Ele foi a grande surpresa no primeiro turno e repetiu o feito na votação final das eleições presidenciais na Guatemala.
Bernardo Arévalo, candidato progressista que rompe com o histórico conservador dos últimos governos — e que se apresenta como “o candidato anticorrupção” que vai deixar para trás a classe política tradicional —, venceu confortavelmente as eleições de domingo (20/8), com 58% dos votos.
Sua rival, a ex-primeira-dama Sandra Torres, chegou perto da presidência pela terceira vez consecutiva, com 37% dos votos à frente da UNE, uma frente criada como social-democrata, mas que se voltou para um conservadorismo intenso e representava continuidade ao atual governo.

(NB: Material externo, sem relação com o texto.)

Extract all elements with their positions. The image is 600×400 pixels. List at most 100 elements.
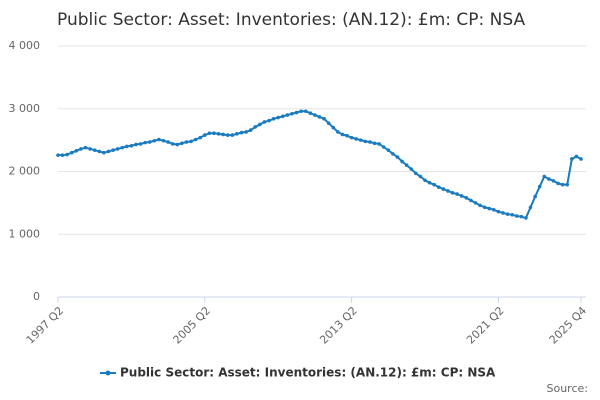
point — [280, 114, 285, 119]
point — [147, 140, 152, 144]
point — [427, 180, 432, 185]
point — [239, 130, 244, 135]
point — [120, 145, 125, 150]
source: Source: — [547, 382, 589, 395]
point — [129, 143, 134, 148]
x-tick-label: 1997 Q2 — [24, 304, 67, 347]
point — [313, 113, 317, 117]
point — [60, 153, 65, 157]
point — [294, 110, 299, 115]
y-tick-label: 3 000 — [9, 102, 41, 115]
point — [161, 138, 166, 143]
point — [88, 147, 92, 151]
point — [358, 138, 363, 142]
legend-label: Public Sector: Asset: Inventories: (AN.1… — [120, 366, 496, 380]
point — [157, 137, 161, 142]
point — [505, 212, 510, 216]
point — [551, 179, 556, 183]
point — [414, 171, 418, 176]
point — [203, 133, 207, 137]
point — [92, 148, 97, 152]
point — [537, 184, 542, 189]
point — [143, 140, 147, 145]
point — [244, 130, 248, 134]
point — [258, 122, 262, 127]
point — [134, 142, 138, 147]
point — [111, 148, 115, 152]
point — [138, 142, 143, 146]
point — [400, 159, 404, 164]
point — [198, 135, 203, 140]
point — [230, 133, 235, 137]
point — [79, 147, 83, 151]
x-tick-label: 2005 Q2 — [171, 304, 214, 347]
point — [496, 209, 501, 214]
point — [349, 135, 354, 140]
point — [326, 121, 331, 125]
point — [69, 150, 74, 155]
point — [216, 132, 221, 136]
point — [528, 205, 533, 210]
point — [492, 207, 496, 212]
point — [487, 206, 492, 211]
point — [175, 142, 180, 147]
point — [418, 174, 423, 179]
point — [423, 178, 427, 183]
point — [450, 191, 455, 195]
point — [501, 211, 505, 215]
x-tick-label: 2025 Q4 — [547, 304, 590, 347]
point — [166, 140, 170, 144]
point — [565, 182, 570, 187]
x-tick-label: 2021 Q2 — [464, 304, 507, 347]
point — [271, 116, 276, 121]
point — [106, 149, 111, 154]
point — [436, 185, 441, 189]
point — [446, 189, 450, 193]
point — [184, 140, 189, 144]
point — [56, 153, 60, 157]
point — [381, 145, 386, 149]
x-tick-label: 2013 Q2 — [317, 304, 360, 347]
point — [354, 137, 359, 141]
point — [276, 115, 281, 120]
point — [170, 142, 175, 146]
point — [455, 192, 459, 196]
point — [560, 182, 565, 187]
point — [225, 133, 230, 137]
point — [368, 140, 372, 144]
point — [248, 128, 253, 132]
point — [459, 194, 464, 198]
point — [377, 142, 381, 146]
point — [345, 133, 349, 138]
point — [464, 196, 469, 200]
point — [478, 203, 482, 208]
point — [340, 132, 345, 137]
point — [469, 198, 473, 203]
point — [212, 131, 216, 136]
point — [308, 111, 313, 115]
y-tick-label: 2 000 — [9, 165, 41, 178]
point — [533, 194, 537, 199]
point — [336, 130, 340, 134]
legend-marker — [105, 370, 111, 376]
point — [97, 149, 102, 154]
point — [441, 187, 446, 191]
point — [285, 113, 290, 117]
point — [391, 152, 395, 156]
line — [58, 110, 582, 220]
point — [482, 205, 487, 210]
point — [83, 145, 88, 150]
point — [574, 154, 579, 159]
point — [556, 181, 560, 186]
point — [262, 120, 267, 124]
point — [193, 137, 198, 142]
point — [74, 148, 79, 153]
point — [510, 212, 514, 217]
point — [65, 152, 69, 157]
point — [372, 141, 377, 146]
point — [102, 150, 106, 155]
point — [386, 148, 391, 152]
point — [125, 144, 129, 149]
point — [395, 155, 400, 159]
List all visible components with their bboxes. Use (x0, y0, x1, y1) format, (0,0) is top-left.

Milhares de pessoas foram às ruas para comemorar os resultados, cansadas das múltiplas denúncias de corrupção no governo. Os eleitores afirmam ver em Arévalo uma esperança de mudança frente aos últimos anos de deterioração institucional e crescente autoritarismo no governo guatemalteco.

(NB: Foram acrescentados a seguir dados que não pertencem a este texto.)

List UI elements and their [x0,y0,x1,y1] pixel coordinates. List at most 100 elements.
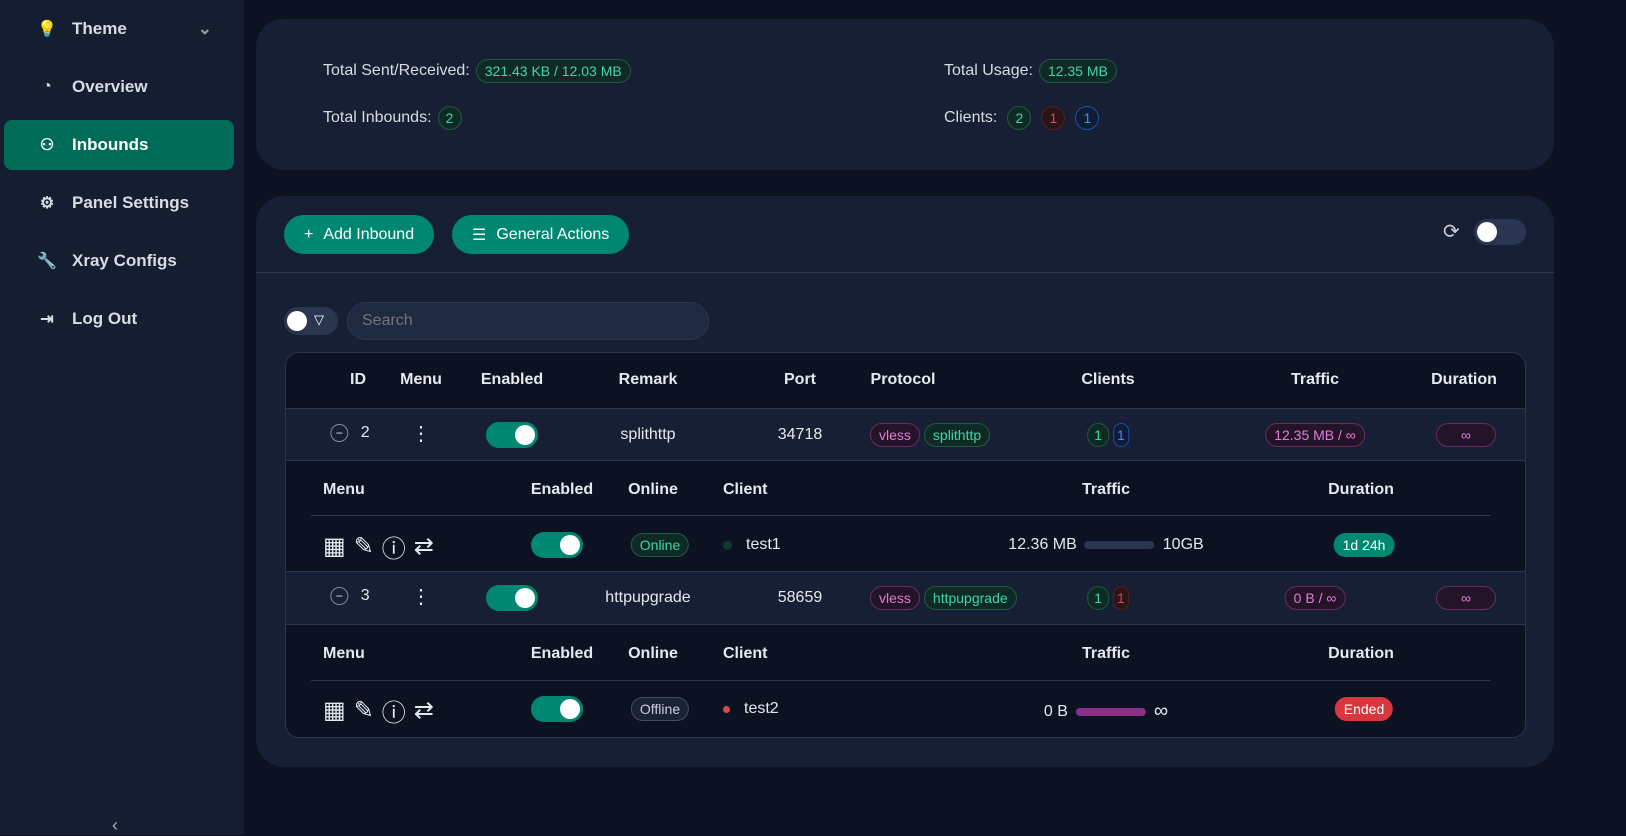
transport-badge: httpupgrade [923,586,1017,610]
status-dot [723,540,732,550]
label: Overview [72,77,148,96]
client-subtable: Menu Enabled Online Client Traffic Durat… [286,625,1525,735]
refresh-icon[interactable]: ⟳ [1443,221,1460,243]
label: Theme [72,19,127,38]
menu-icon: ☰ [472,226,487,244]
client-enable-toggle[interactable] [531,532,583,558]
general-actions-button[interactable]: ☰ General Actions [452,215,630,254]
col-enabled: Enabled [480,371,544,388]
col-protocol: Protocol [870,371,936,388]
sub-col-enabled: Enabled [530,481,594,498]
gear-icon: ⚙ [39,195,55,212]
id: 2 [360,424,370,441]
col-port: Port [784,371,816,388]
sub-col-traffic: Traffic [1081,481,1131,498]
col-duration: Duration [1431,371,1497,388]
info-icon[interactable]: ⓘ [381,536,406,563]
client-actions: ▦ ✎ ⓘ ⇄ [323,529,434,564]
clients-total-badge[interactable]: 1 [1087,423,1109,447]
protocol-badges: vless httpupgrade [870,586,1017,610]
more-vertical-icon[interactable]: ⋮ [411,423,431,445]
filter-toggle[interactable]: ▽ [284,307,338,335]
sidebar-item-theme[interactable]: 💡 Theme ⌄ [4,4,234,54]
port: 58659 [777,589,823,606]
label: General Actions [496,225,610,243]
filter-icon: ▽ [314,312,324,327]
stats-card: Total Sent/Received: 321.43 KB / 12.03 MB… [256,19,1554,170]
sub-col-duration: Duration [1328,481,1394,498]
port: 34718 [777,426,823,443]
clients-depleted-badge[interactable]: 1 [1041,106,1066,130]
client-enable-toggle[interactable] [531,696,583,722]
clients-depleted-badge[interactable]: 1 [1113,586,1129,610]
sub-col-duration: Duration [1328,645,1394,662]
clients-total-badge[interactable]: 1 [1087,586,1109,610]
protocol-badge: vless [870,423,920,447]
total: ∞ [1153,700,1169,722]
label: Xray Configs [72,251,177,270]
enable-toggle[interactable] [486,585,538,611]
sub-col-menu: Menu [323,645,365,662]
col-traffic: Traffic [1290,371,1340,388]
sidebar-item-inbounds[interactable]: ⚇ Inbounds [4,120,234,170]
sidebar-item-overview[interactable]: ◔ Overview [4,62,234,112]
clients-active-badge[interactable]: 2 [1007,106,1032,130]
edit-icon[interactable]: ✎ [353,533,374,560]
status-dot [723,705,730,713]
collapse-row-button[interactable]: − 2 [330,424,370,442]
sub-col-client: Client [723,645,768,662]
remark: splithttp [620,426,676,443]
add-inbound-button[interactable]: + Add Inbound [284,215,435,254]
logout-icon: ⇥ [40,311,54,328]
client-subtable: Menu Enabled Online Client Traffic Durat… [286,461,1525,571]
sub-col-enabled: Enabled [530,645,594,662]
used: 12.36 MB [1008,536,1077,553]
info-icon[interactable]: ⓘ [381,700,406,727]
value-badge: 321.43 KB / 12.03 MB [475,59,631,83]
expiry-badge: 1d 24h [1333,533,1395,557]
collapse-row-button[interactable]: − 3 [330,587,370,605]
clients-online-badge[interactable]: 1 [1113,423,1129,447]
transport-badge: splithttp [923,423,991,447]
plus-icon: + [304,225,314,243]
qrcode-icon[interactable]: ▦ [323,697,346,724]
traffic-badge: 0 B / ∞ [1284,586,1346,610]
enable-toggle[interactable] [486,422,538,448]
sidebar-item-xray-configs[interactable]: 🔧 Xray Configs [4,236,234,286]
more-vertical-icon[interactable]: ⋮ [411,586,431,608]
client-name: test2 [723,700,779,718]
label: Add Inbound [323,225,415,243]
sidebar-item-panel-settings[interactable]: ⚙ Panel Settings [4,178,234,228]
client-traffic: 12.36 MB 10GB [1008,536,1203,554]
sidebar-item-logout[interactable]: ⇥ Log Out [4,294,234,344]
qrcode-icon[interactable]: ▦ [323,533,346,560]
divider [256,272,1554,273]
stat-clients: Clients: 2 1 1 [944,106,1100,130]
edit-icon[interactable]: ✎ [353,697,374,724]
duration-badge: ∞ [1436,423,1496,447]
collapse-sidebar-icon[interactable]: ‹ [112,815,118,835]
sub-col-online: Online [628,645,678,662]
sub-col-client: Client [723,481,768,498]
inbounds-table: ID Menu Enabled Remark Port Protocol Cli… [285,352,1526,738]
label: Total Usage: [944,62,1033,79]
label: Clients: [944,109,998,126]
reset-traffic-icon[interactable]: ⇄ [413,533,434,560]
auto-refresh-toggle[interactable] [1474,219,1526,245]
col-id[interactable]: ID [350,371,366,388]
expiry-badge: Ended [1334,697,1394,721]
traffic-progress-bar [1084,541,1155,549]
col-remark: Remark [618,371,678,388]
sidebar: 💡 Theme ⌄ ◔ Overview ⚇ Inbounds ⚙ Panel Setti… [0,0,244,835]
protocol-badges: vless splithttp [870,423,991,447]
sub-col-online: Online [628,481,678,498]
client-traffic: 0 B ∞ [1044,700,1168,723]
name: test2 [744,700,779,717]
reset-traffic-icon[interactable]: ⇄ [413,697,434,724]
clients-online-badge[interactable]: 1 [1075,106,1100,130]
search-input[interactable] [347,302,709,340]
sub-col-menu: Menu [323,481,365,498]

"O que o povo está gritando é 'basta de tanta corrupção' (...). Vamos trabalhar para garantir instituições que mereçam sua confiança (...). Esta vitória é do povo e agora, unidos como povo de Guatemala, vamos lutar contra a corrupção", disse Arévalo em sua primeira aparição após saber da vitória.
Em sua fala, ele se referiu ao futuro mandato como "o governo da nova primavera".

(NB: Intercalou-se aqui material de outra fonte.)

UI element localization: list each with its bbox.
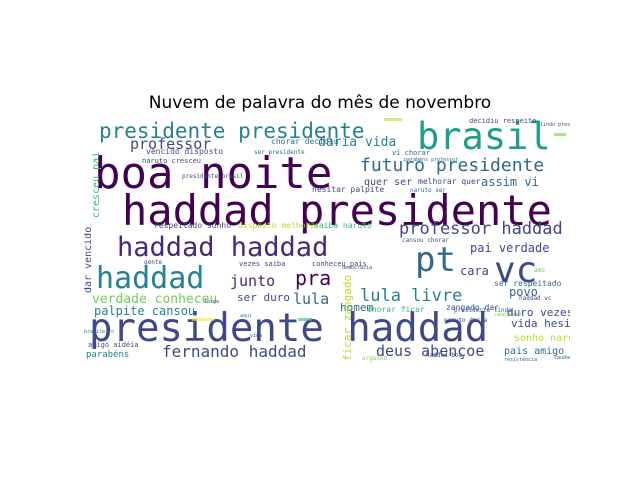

"Parabenizo Bernardo Arévalo e faço o convite para iniciarmos uma transição ordeira, um dia após a oficialização dos resultados", tuitou o atual presidente, Alejandro Giammattei.
Arévalo chegou à vitória neste domingo em meio a questionamentos sobre ele poder ou não realmente concorrer e assumir a presidência em 14 de janeiro de 2024.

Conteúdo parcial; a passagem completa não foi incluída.